Il ne trouve un “climat familial et serein” qu’avec ses grands-parents. “Je travaillais à l’école, je faisais du sport, des activités”. Mais sa grand-mère, malade, meurt en 1994, quand il a 12 ans. L’évoquer lui est difficile. Il laisse couler quelques larmes: “tout s’est effondré.” Quand Marc Machin a 13-14 ans, il retourne vivre avec son père, à Paris. C’est à ce moment-là, confie-t-il à la cour, que “ça a dégénéré.”

“J’étais trop écorché, révolté envers la société”

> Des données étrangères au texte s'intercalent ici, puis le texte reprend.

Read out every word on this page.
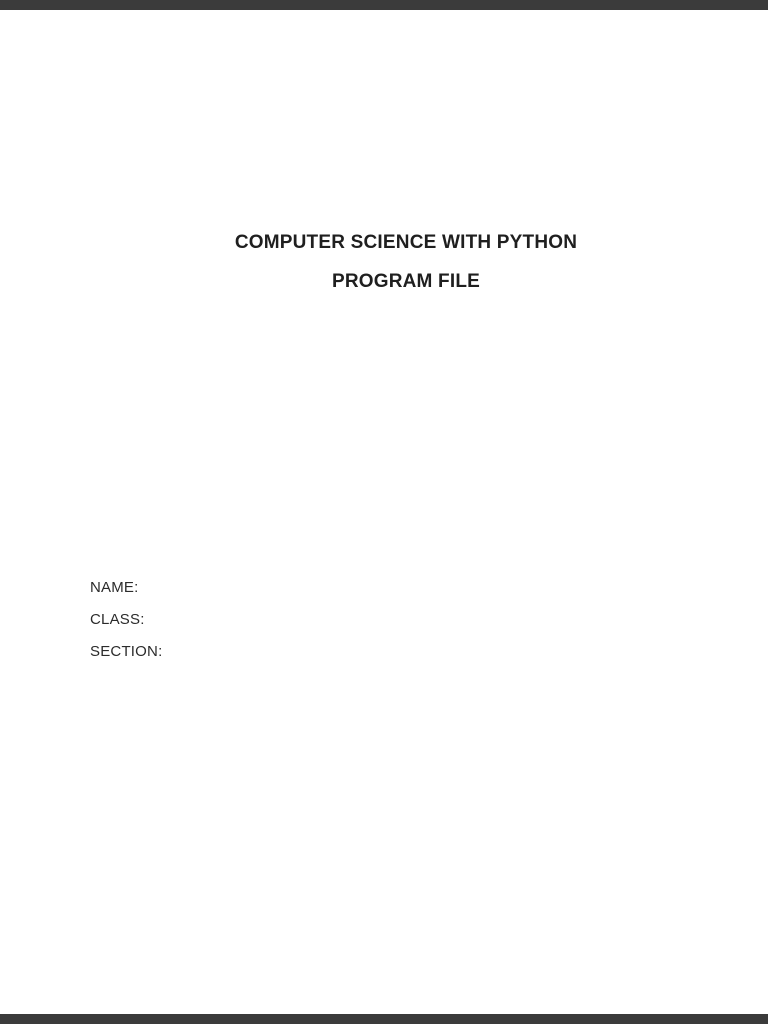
COMPUTER SCIENCE WITH PYTHON
PROGRAM FILE
NAME:
CLASS:
SECTION:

“J’ai séché les cours, commis des petits vols à l’étalage, fumé mon premier joint, la spirale infernale.” Il arrête l’école en 5e. “J’étais trop écorché, révolté envers la société.” A cet instant, Josette, une visiteuse de prison avec laquelle il s’est lié d’amitié, présente à l’audience, quitte la salle, trop émue. Il résume ainsi sa difficile relation avec son père dont il porte le nom : “Je sais qu’il m’aime, je l’aime aussi, mais il n’a jamais su trouver la bonne solution”.

Le jeune homme évoque ensuite pêle-mêle sa personnalité “assez caractérielle et impulsive”, sa passion pour les animaux et la variété française, et ses aspirations actuelles “à une vie meilleure et positive”, même s’il sait que “ça va prendre du temps.” “Je veux faire le bien autour de moi, je sais que j’en suis capable” livrera-t-il un peu plus tard à la barre. Mais il a besoin, pour cela, “de la reconnaissance éclatante de son innocence”. Marc Machin attendait ce procès “avec impatience” et “depuis longtemps.”

“Depuis les rebondissements de l’affaire et la vérité qui a éclaté sur l’erreur judiciaire, ça fait quatre ans. C’est long, pesant, après c’est la procédure de la justice donc il faut respecter cela” confiait-il en fin de matinée à la presse.

Marc Machin, dont la condamnation pour le meurtre du Pont de Neuilly a été annulée, – un autre homme, David Sagno, ayant été condamné pour ces faits -, devrait devenir la huitième personne, en France, depuis la Seconde guerre mondiale, à être acquittée d’un crime après un procès en révision. Interrogé par la cour dans la matinée, celui qui est sans emploi “pour le moment” hésite d’abord à dire où il vit, “pour les médias”. Puis confie aller d’hôtel en hôtel, aidé par une association.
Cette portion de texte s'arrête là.